偶然性・アイロニー・連帯――リベラル・ユートピアの可能性

加藤:今までの偶発的な出会いの結果で立ち位置が決まったにすぎないというわけですね。

宇田川:つまり、どんな人間でも偏っているんです。その偏りを一度アイロニカルに捉えて相対化せよ、そこにポストモダニズムの可能性があるというのです。現実は多面的であるというんです。

加藤:答えは一つとは限らず、事実は一つとは限らないということですね。

宇田川:その上で彼は、想像力を広げて「連帯」しなければならない、そうしなければ我々の社会は決して良くならないというんですよ。「連帯」という言葉に関しては、社会福祉法人べてるの家の創立者の向谷地生良さんが「自分も同じ立場だったら、同じように考えたり感じたりする、かもしれないことを認めること」とおっしゃっていますが、そう考えるとわかりやすいですよね。立場の違いって偶然にしかすぎないんですから。

加藤:大乗仏教的にいえばコンパッション、慈悲ですね。
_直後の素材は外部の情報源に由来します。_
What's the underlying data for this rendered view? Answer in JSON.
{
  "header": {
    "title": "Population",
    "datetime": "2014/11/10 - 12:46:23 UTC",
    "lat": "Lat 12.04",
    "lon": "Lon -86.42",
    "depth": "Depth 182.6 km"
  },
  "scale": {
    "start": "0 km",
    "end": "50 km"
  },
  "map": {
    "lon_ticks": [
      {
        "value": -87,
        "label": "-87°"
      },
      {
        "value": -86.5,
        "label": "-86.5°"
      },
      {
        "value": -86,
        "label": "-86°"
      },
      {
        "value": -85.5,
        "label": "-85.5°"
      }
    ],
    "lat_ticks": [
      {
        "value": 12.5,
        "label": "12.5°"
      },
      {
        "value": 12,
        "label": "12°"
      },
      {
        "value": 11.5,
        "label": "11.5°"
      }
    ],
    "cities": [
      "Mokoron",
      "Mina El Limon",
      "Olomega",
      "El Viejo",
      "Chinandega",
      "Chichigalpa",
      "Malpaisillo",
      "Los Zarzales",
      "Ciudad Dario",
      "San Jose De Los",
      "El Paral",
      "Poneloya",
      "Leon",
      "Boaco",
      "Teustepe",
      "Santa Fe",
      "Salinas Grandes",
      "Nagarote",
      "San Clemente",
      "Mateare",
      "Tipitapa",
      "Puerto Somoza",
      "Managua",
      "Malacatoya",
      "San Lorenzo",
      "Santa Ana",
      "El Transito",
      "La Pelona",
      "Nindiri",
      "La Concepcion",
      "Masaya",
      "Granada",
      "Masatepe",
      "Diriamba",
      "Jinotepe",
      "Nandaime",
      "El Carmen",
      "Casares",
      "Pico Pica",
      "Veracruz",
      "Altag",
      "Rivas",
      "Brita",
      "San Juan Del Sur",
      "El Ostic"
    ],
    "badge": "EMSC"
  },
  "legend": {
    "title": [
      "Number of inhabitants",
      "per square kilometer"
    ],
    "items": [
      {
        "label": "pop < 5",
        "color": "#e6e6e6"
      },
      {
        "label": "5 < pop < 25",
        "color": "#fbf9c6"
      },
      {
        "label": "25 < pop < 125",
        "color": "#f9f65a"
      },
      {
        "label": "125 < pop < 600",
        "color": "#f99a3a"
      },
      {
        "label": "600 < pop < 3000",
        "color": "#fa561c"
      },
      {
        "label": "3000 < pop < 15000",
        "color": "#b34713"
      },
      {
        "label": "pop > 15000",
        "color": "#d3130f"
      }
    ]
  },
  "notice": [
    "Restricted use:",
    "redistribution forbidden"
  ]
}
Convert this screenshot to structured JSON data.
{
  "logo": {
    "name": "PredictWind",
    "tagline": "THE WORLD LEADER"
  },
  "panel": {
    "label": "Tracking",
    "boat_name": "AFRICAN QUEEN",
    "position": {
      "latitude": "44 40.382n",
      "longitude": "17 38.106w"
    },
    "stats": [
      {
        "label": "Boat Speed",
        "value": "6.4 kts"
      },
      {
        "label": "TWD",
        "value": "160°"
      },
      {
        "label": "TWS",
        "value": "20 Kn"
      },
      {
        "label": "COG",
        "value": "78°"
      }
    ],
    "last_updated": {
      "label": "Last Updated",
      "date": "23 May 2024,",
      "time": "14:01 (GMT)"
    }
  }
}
あなたのなかに私を見る、私はあなただったかもしれないし、あなたは私だったかもしれないというような慈悲。信頼とか政治的な安心というレベルではなくて、自分もああなり得る、あなたの立場だったらそうなるかもしれないというような発想で思いやることが大事だということですよね。

宇田川:なかなか多面的に知り合うことができないから難しいのですけれどね。でも多面的に知ることで、得るものは大きいと思います。この何年かで読んだ本の中で特に興味深かった『小倉昌男 祈りと経営: ヤマト「宅急便の父」が闘っていたもの』という本があります。小倉昌男さんはビジョナリーかつストラテジストで具現的で、僕が非常に尊敬する経営者の一人。ですが、実はご家庭で大変な困難を抱えていたと描かれていました。奥さんを亡くした後にとある女性に求婚することで悩むくだりも出てきます。そういった姿を読んだ時に、僕の中では小倉さんという存在が非常に愛おしい存在に変わったんです。